I watched Mike’s entire talk – What Clients Don’t Know (and Why It’s Your Fault) – and enjoyed it thoroughly. It was so great, I wanted to say thanks—it’s the least I could do for something I liked so much. I looked through the crowd for a while, but was never able to find him.

But I still wanted to say thanks, so I took a shot and sent him an email, fully assuming he wouldn’t read it. I kept it brief – I introduced myself, let him know that I’ve admired his work for many years, and thanked him for a great talk.

Later that morning as we hung around the lobby, Mike walked up to me and said hello. We shook hands, and he mentioned he got my email and said thanks for that. The whole interaction was maybe 30 seconds, and I probably made a fool of myself.

But my foolishness aside, I got to meet someone who I admired. All it took was the simple act of saying thank you in an email.

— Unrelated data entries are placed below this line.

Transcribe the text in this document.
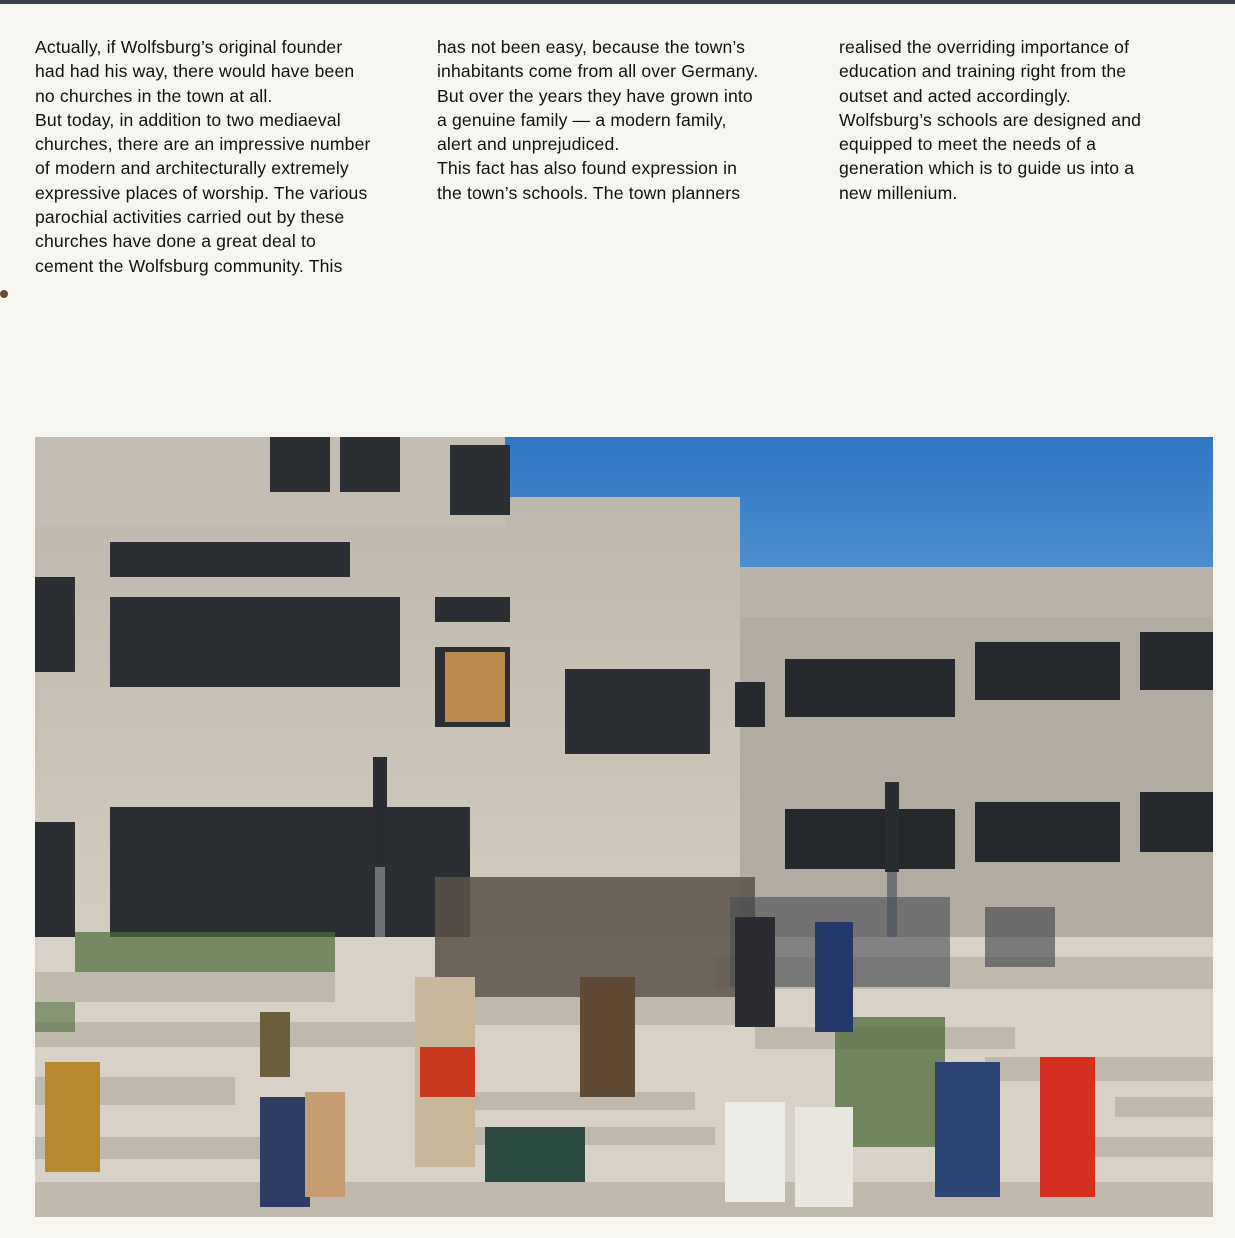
Actually, if Wolfsburg’s original founder
had had his way, there would have been
no churches in the town at all.
But today, in addition to two mediaeval
churches, there are an impressive number
of modern and architecturally extremely
expressive places of worship. The various
parochial activities carried out by these
churches have done a great deal to
cement the Wolfsburg community. This
has not been easy, because the town’s
inhabitants come from all over Germany.
But over the years they have grown into
a genuine family — a modern family,
alert and unprejudiced.
This fact has also found expression in
the town’s schools. The town planners
realised the overriding importance of
education and training right from the
outset and acted accordingly.
Wolfsburg’s schools are designed and
equipped to meet the needs of a
generation which is to guide us into a
new millenium.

This isn’t a unique story, either. Before I started working at Basecamp, I would occasionally email Jason – just to say hello and to thank him and the team for Basecamp. Eventually those individual emails turned into conversations. And those conversations ultimately turned into my dream job.

Our friend and current CEO of Highrise, Nate Kontny, has written about a similar story. He’s cold-emailed hundreds of people over the years. And while most have been ignored, some have started some really important conversations (like the one that led him to become the CEO of Highrise!).

So if you admire someone, want to say thank you, or just want to strike up a conversation, don’t be afraid to send a nice email. All the headlines keep declaring that email is dead, but it absolutely isn’t. Let your ideas, genuine gratitude, and personality shine in an email. You might be surprised what it leads to.